The clinical assessment of rapid nucleic acid detection kit for 2019-nCoV developed by Jiangsu Qitian Gene Biotechnology Co., Ltd. and National Institute For Viral Disease Control and Prevention of Chinese Center for Disease Control and Prevention has been completed by The First Affiliated Hospital, Zhejiang University (92 clinical specimens), Zhejiang Provincial Center for Disease Control and Prevention (104 clinical specimens), Jiangsu Provincial Center for Disease Control and Prevention (100 clinical specimens). Using this kit, the detection can be done in 8 to 15 minutes after nucleic acid extraction. This kit showed a 100% coincidence rate (100% positive coincidence rate, 100% negative coincidence rate) compared to commercial quantitative PCR kits approved by National Medical Products Administration. The performance of this rapid nucleic acid detection kit is comparative to that of quantitative PCR kits. This kit has been recommended for clinical qualitative detection of 2019-nCoV to identify patients infected by the new coronavirus. This kit is suitable for provincial and city-level laboratories and we are now applying for approval number from National Medical Products Administration.

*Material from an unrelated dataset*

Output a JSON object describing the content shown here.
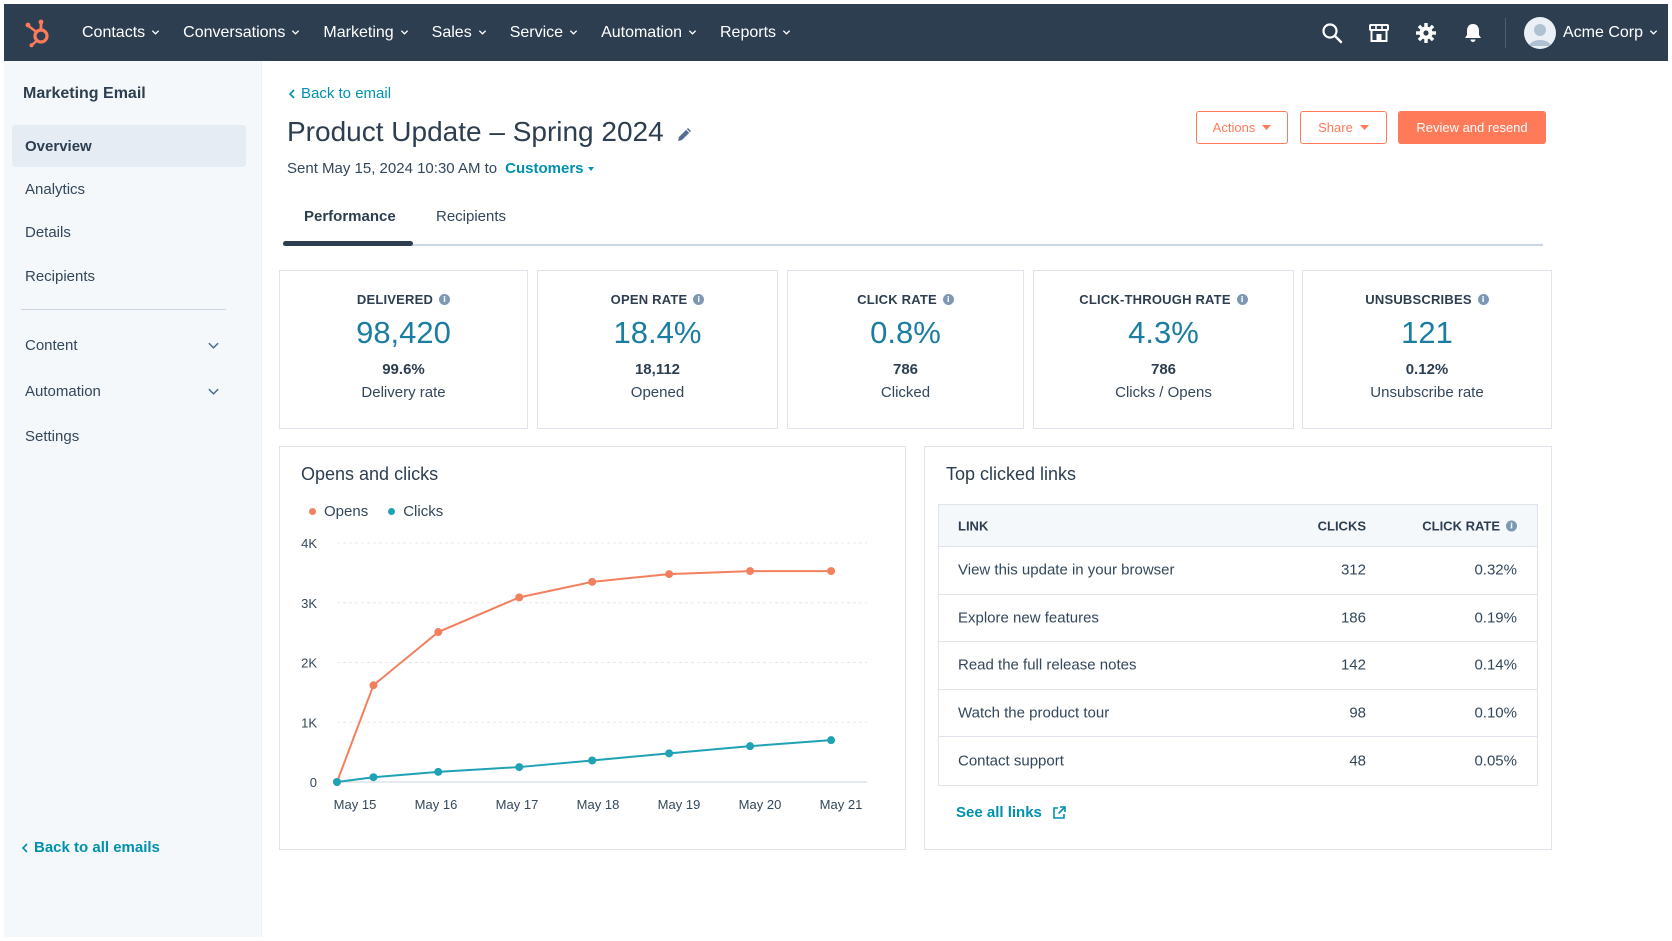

The R&D team of the Center for Disease Control and Prevention of the CDC in April 2020 published a related article in "Clinical Microbiology and Infection": The title is: "A multiple center clinical evaluation of an ultra-fast single-tube assay for SARS- CoV-2 RNA. The abstract is as follows:

Abstract

Objectives: To evaluate the performance of an ultra-fast single-tube  nucleic acid isothermal amplification detection assay for SARS-CoV-2 RNA using clinical samples from 44 multiple centers.

Methods: A reverse transcription recombinase-aided amplification (RT-RAA) assay for SARS-CoV-2 was conducted within 15minutesat39ı with portable instruments after addition of extracted RNA. The clinical performance of RT-RAA assay was evaluated using 947 clinical samples from five institutions in four regions of China, and the approved commercial real-time fluorescent RT-PCR (qRT-PCR) kits were used for parallel detection. The sensitivity and specificity of RT-RAA were compared and analyzed.

Results: The RT-RAA test results of 926 samples were consistent with those of qRT-PCR (330 were positive, 596 were negative) and 21 were inconsistent. The sensitivity and specificity of RT-RAA was 97.63% [330/338, 95% confidence interval (CI): 95.21 to 98.90] and 97.87% (596/609, 95% CI: 96.28 to 98.81), respectively. The positive predictive value (PPV) and negative predictive value (NPV) were 96.21% (330/343, 95% CI: 93.45 to 97.88), and 98.68% (596/604, 95% CI: 97.30 to 99.38), respectively. The total coincidence rate was 97.78% (926/947, 95% CI: 96.80 to 98.70) and the Kappa was 0.952 (P <0.05).

Conclusion: With comparable sensitivity and specificity to the commercial qRT-PCR kits, RT-RAA assay for SARS-CoV-2 exhibited distinctive advantages of simplicity and rapidity in terms of operation and turn-around time.